The call to prayer involves our whole being. The moral aspects of our lives are not removed from our life of prayer. We can’t pray in one world while trying to live in a completely different one.

Since our response and perseverance to prayer relies on the grace of God, we need to seek to live virtuous and holy lives to the best of our ability. If we refuse mercy to others, neglect the poor and sick, gossip and lie, misuse our sexual powers, and wallow in greed, we will not be able to remain in a life of prayer. The desire to pray will be choked out of us by our selfishness and the darkness of our decisions.

The Catechism of the Catholic Church teaches that we need a “conversion of heart” if we are going to live and remain in a life of prayer: “From the Sermon on the Mount onwards, Jesus insists on conversion of heart: reconciliation with one’s brother before presenting an offering on the altar, love of enemies, and prayer for persecutors, prayer to the Father in secret, not heaping up empty phrases, prayerful forgiveness from the depths of the heart, purity of heart, and seeking the Kingdom before all else. This filial conversion is entirely directed to the Father.”

While seeking a conversion of heart, our efforts to pray are nourished by grace and we receive an abundance of faith. It’s in faith that the heart feels most comfortable in prayer. When we nurture faith, our hearts are inclined and pines for prayer and fellowship with God. If our faith has waned due to self-centeredness and a rejection of moral truth, however, then our hearts will not feel comfortable in prayer and rebel against any efforts we make to pray. Our hearts will follow where our actions have led it.

The Catechism explains: “Once committed to conversion, the heart learns to pray in faith.”

But what exactly is the gift of faith? It’s easy to throw out words and make assertions about the power of faith, but how do we know when we have faith or not?

In responding to this question, the Catechism has already framed its answer by introducing the conversion of heart. We cannot fully grasp the depth of faith unless we’ve first allowed ourselves to experience a conversion of heart, however minimal it might be at first. And so, in the context of a conversion of heart, the Catechism provides us with a definition of faith: “Faith is a filial adherence to God beyond what we feel and understand.”

The “adherence” portion of faith requires the conversion of heart since it is a “filial” adherence. We cannot separate the filial aspect from adherence. Our adherence must be filial. God desires a loving adherence of an adopted son or daughter, not a servile adherence of a slave or self-made outsider.
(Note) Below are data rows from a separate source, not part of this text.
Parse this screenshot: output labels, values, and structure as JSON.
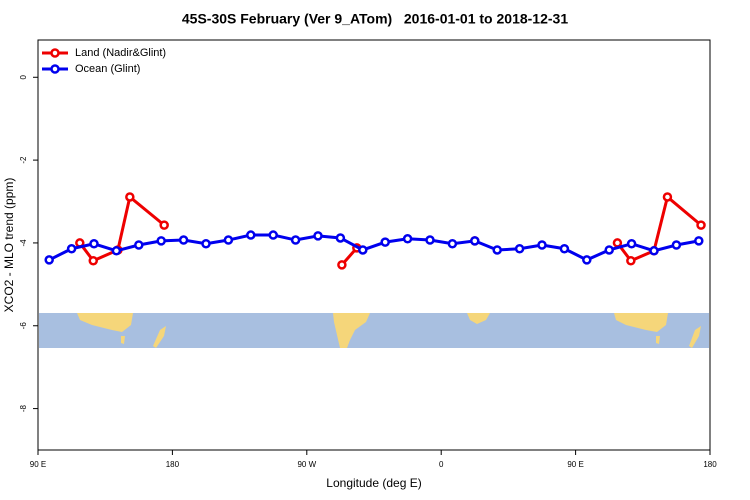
{
  "chart_data": {
    "type": "line",
    "title": "45S-30S February (Ver 9_ATom)   2016-01-01 to 2018-12-31",
    "x_label": "Longitude (deg E)",
    "y_label": "XCO2 - MLO trend (ppm)",
    "xlim": [
      90,
      540
    ],
    "xticks": [
      {
        "value": 90,
        "label": "90 E"
      },
      {
        "value": 180,
        "label": "180"
      },
      {
        "value": 270,
        "label": "90 W"
      },
      {
        "value": 360,
        "label": "0"
      },
      {
        "value": 450,
        "label": "90 E"
      },
      {
        "value": 540,
        "label": "180"
      }
    ],
    "ylim": [
      -9,
      0.9
    ],
    "yticks": [
      0,
      -2,
      -4,
      -6,
      -8
    ],
    "legend": "top-left",
    "series": [
      {
        "name": "Land (Nadir&Glint)",
        "color": "#ee0000",
        "x": [
          118,
          127,
          143.5,
          151.5,
          174.5,
          240,
          293.5,
          303.5,
          340,
          382.5,
          430,
          478,
          487,
          502.5,
          511.5,
          534
        ],
        "values": [
          -4.0,
          -4.43,
          -4.17,
          -2.89,
          -3.57,
          null,
          -4.53,
          -4.12,
          null,
          -3.95,
          null,
          -4.0,
          -4.43,
          -4.19,
          -2.89,
          -3.57
        ]
      },
      {
        "name": "Ocean (Glint)",
        "color": "#0000ee",
        "x": [
          97.5,
          112.5,
          127.5,
          142.5,
          157.5,
          172.5,
          187.5,
          202.5,
          217.5,
          232.5,
          247.5,
          262.5,
          277.5,
          292.5,
          307.5,
          322.5,
          337.5,
          352.5,
          367.5,
          382.5,
          397.5,
          412.5,
          427.5,
          442.5,
          457.5,
          472.5,
          487.5,
          502.5,
          517.5,
          532.5
        ],
        "values": [
          -4.41,
          -4.14,
          -4.02,
          -4.19,
          -4.05,
          -3.95,
          -3.93,
          -4.02,
          -3.93,
          -3.81,
          -3.81,
          -3.93,
          -3.83,
          -3.88,
          -4.17,
          -3.98,
          -3.9,
          -3.93,
          -4.02,
          -3.95,
          -4.17,
          -4.14,
          -4.05,
          -4.14,
          -4.41,
          -4.17,
          -4.02,
          -4.19,
          -4.05,
          -3.95
        ]
      }
    ]
  }
}
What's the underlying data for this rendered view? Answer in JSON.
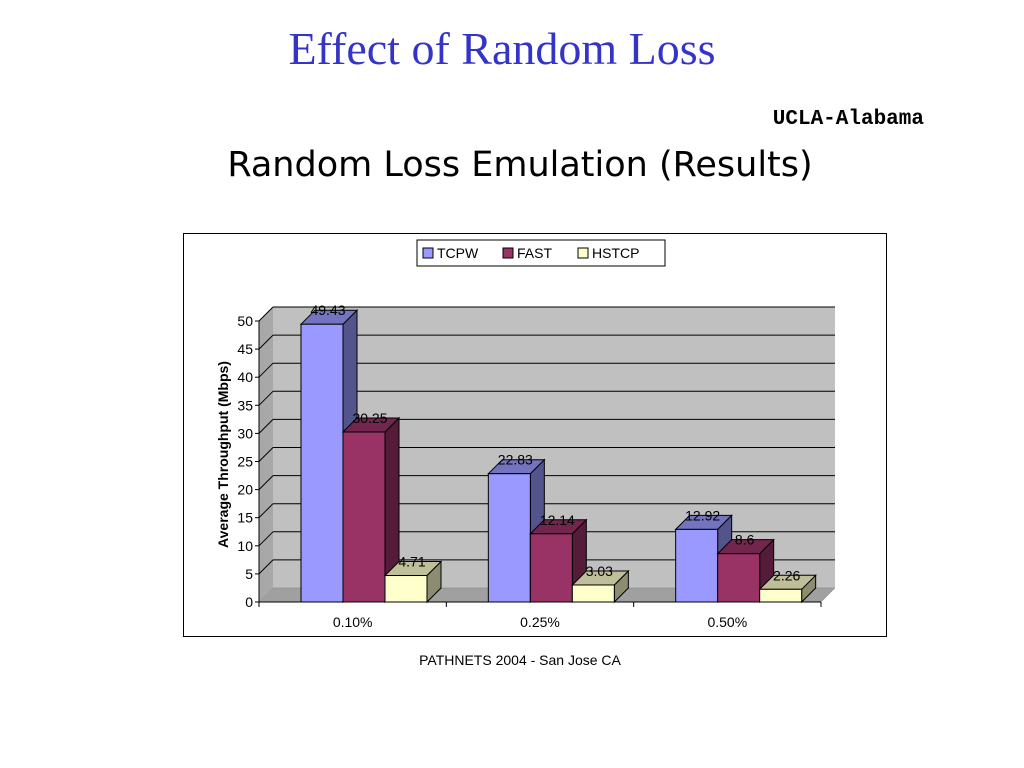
{
  "slide": {
    "title": "Effect of Random Loss",
    "org": "UCLA-Alabama",
    "subtitle": "Random Loss Emulation (Results)",
    "footer": "PATHNETS 2004 - San Jose CA"
  },
  "chart_data": {
    "type": "bar",
    "style": "3d-clustered",
    "title": "",
    "xlabel": "",
    "ylabel": "Average Throughput (Mbps)",
    "categories": [
      "0.10%",
      "0.25%",
      "0.50%"
    ],
    "series": [
      {
        "name": "TCPW",
        "values": [
          49.43,
          22.83,
          12.92
        ],
        "color": "#9999ff"
      },
      {
        "name": "FAST",
        "values": [
          30.25,
          12.14,
          8.6
        ],
        "color": "#993366"
      },
      {
        "name": "HSTCP",
        "values": [
          4.71,
          3.03,
          2.26
        ],
        "color": "#ffffcc"
      }
    ],
    "ylim": [
      0,
      50
    ],
    "yticks": [
      0,
      5,
      10,
      15,
      20,
      25,
      30,
      35,
      40,
      45,
      50
    ],
    "grid": true,
    "legend": "top-center",
    "plot_background": "#c0c0c0"
  }
}
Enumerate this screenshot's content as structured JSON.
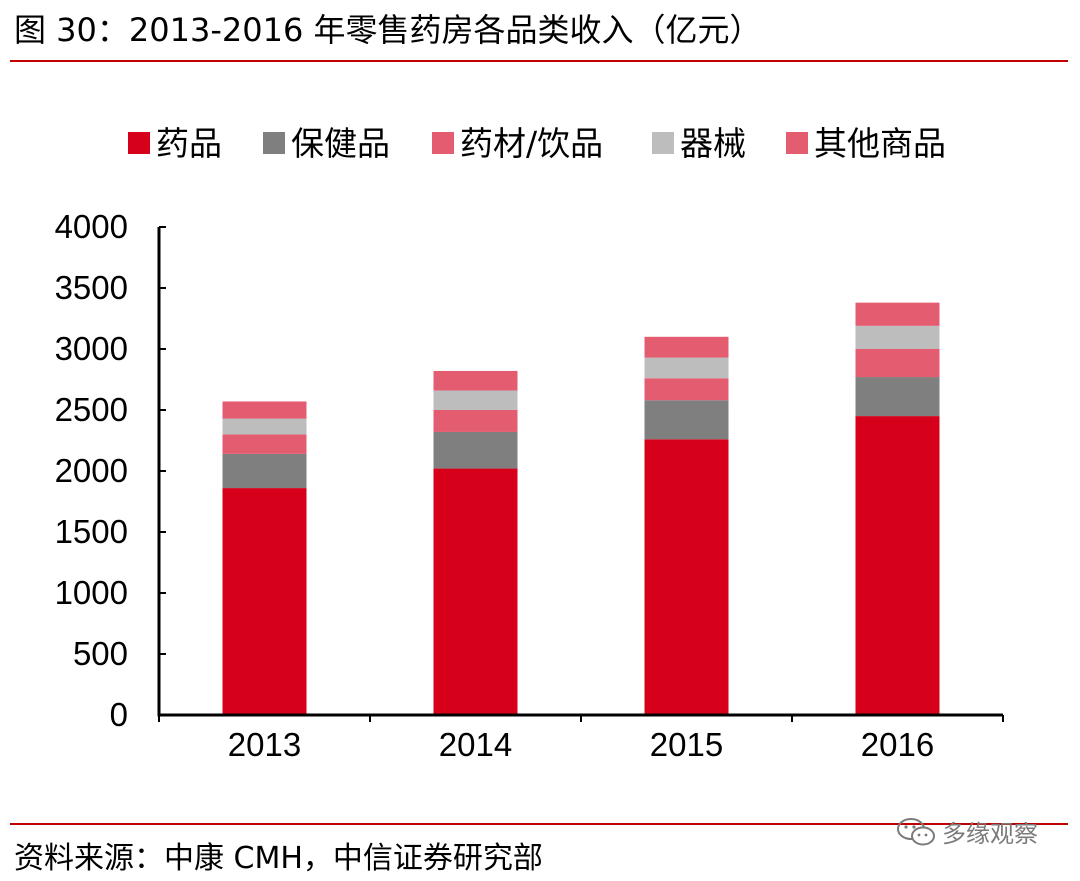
{
  "figure": {
    "title": "图 30：2013-2016 年零售药房各品类收入（亿元）",
    "source": "资料来源：中康 CMH，中信证券研究部",
    "watermark": "多缘观察"
  },
  "colors": {
    "rule": "#c00000",
    "axis": "#000000",
    "drugs": "#d7001b",
    "health_products": "#7f7f7f",
    "herbs_drinks": "#e45c70",
    "devices": "#bdbdbd",
    "other": "#e45c70"
  },
  "chart_data": {
    "type": "bar",
    "stacked": true,
    "title": "",
    "xlabel": "",
    "ylabel": "",
    "categories": [
      "2013",
      "2014",
      "2015",
      "2016"
    ],
    "ylim": [
      0,
      4000
    ],
    "yticks": [
      0,
      500,
      1000,
      1500,
      2000,
      2500,
      3000,
      3500,
      4000
    ],
    "ytick_labels": [
      "0",
      "500",
      "1000",
      "1500",
      "2000",
      "2500",
      "3000",
      "3500",
      "4000"
    ],
    "legend_position": "top",
    "grid": false,
    "series": [
      {
        "name": "药品",
        "color_key": "drugs",
        "values": [
          1860,
          2020,
          2260,
          2450
        ]
      },
      {
        "name": "保健品",
        "color_key": "health_products",
        "values": [
          280,
          300,
          320,
          320
        ]
      },
      {
        "name": "药材/饮品",
        "color_key": "herbs_drinks",
        "values": [
          160,
          180,
          180,
          230
        ]
      },
      {
        "name": "器械",
        "color_key": "devices",
        "values": [
          130,
          160,
          170,
          190
        ]
      },
      {
        "name": "其他商品",
        "color_key": "other",
        "values": [
          140,
          160,
          170,
          190
        ]
      }
    ]
  }
}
The obedience we give is an obedience of faith. It is the obedience of a son or daughter, who wants to love God above all things and who wants to faithfully follow his way of selfless love.
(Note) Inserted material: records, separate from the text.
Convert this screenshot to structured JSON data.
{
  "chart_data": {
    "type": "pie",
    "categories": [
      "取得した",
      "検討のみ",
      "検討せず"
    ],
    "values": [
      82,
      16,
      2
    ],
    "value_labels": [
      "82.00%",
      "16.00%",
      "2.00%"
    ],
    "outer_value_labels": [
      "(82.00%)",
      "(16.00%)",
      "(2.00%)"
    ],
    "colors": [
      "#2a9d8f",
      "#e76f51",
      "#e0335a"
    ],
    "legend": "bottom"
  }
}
Our filial adherence is only possible because of the Lord Jesus. He paves the way and gives us the grace to trust and follow where he leads us. The Catechism explains: “It is possible because the beloved Son gives us access to the Father. He can ask us to ‘seek’ and to ‘knock,’ since he himself is the door and the way.”
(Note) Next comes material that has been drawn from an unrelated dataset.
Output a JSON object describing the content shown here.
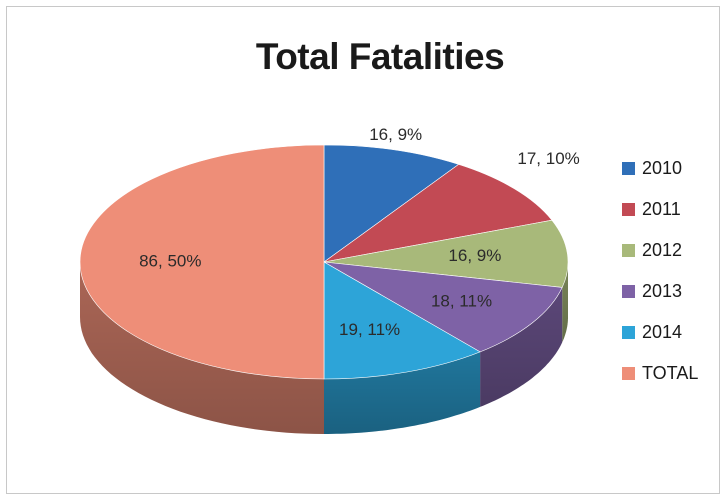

We cannot give an adherence on our own terms or with our own conditions. If we attempt to adhere to the Lord with only our fallen nature, we will not measure up. Something will be lacking. We will focus only on ourselves and what is best for us.

The Lord’s guidance and grace strengthens us to live beyond ourselves. In him, we are able to give a filial adherence out of a complete and total love for God and a trust in his divine providence. As the Lord leads, we are able to follow. Without the Lord, we cannot give what we are called to give. In Christ, we are able to see and give an unconditional act of trust and live full in that trustingly love of God.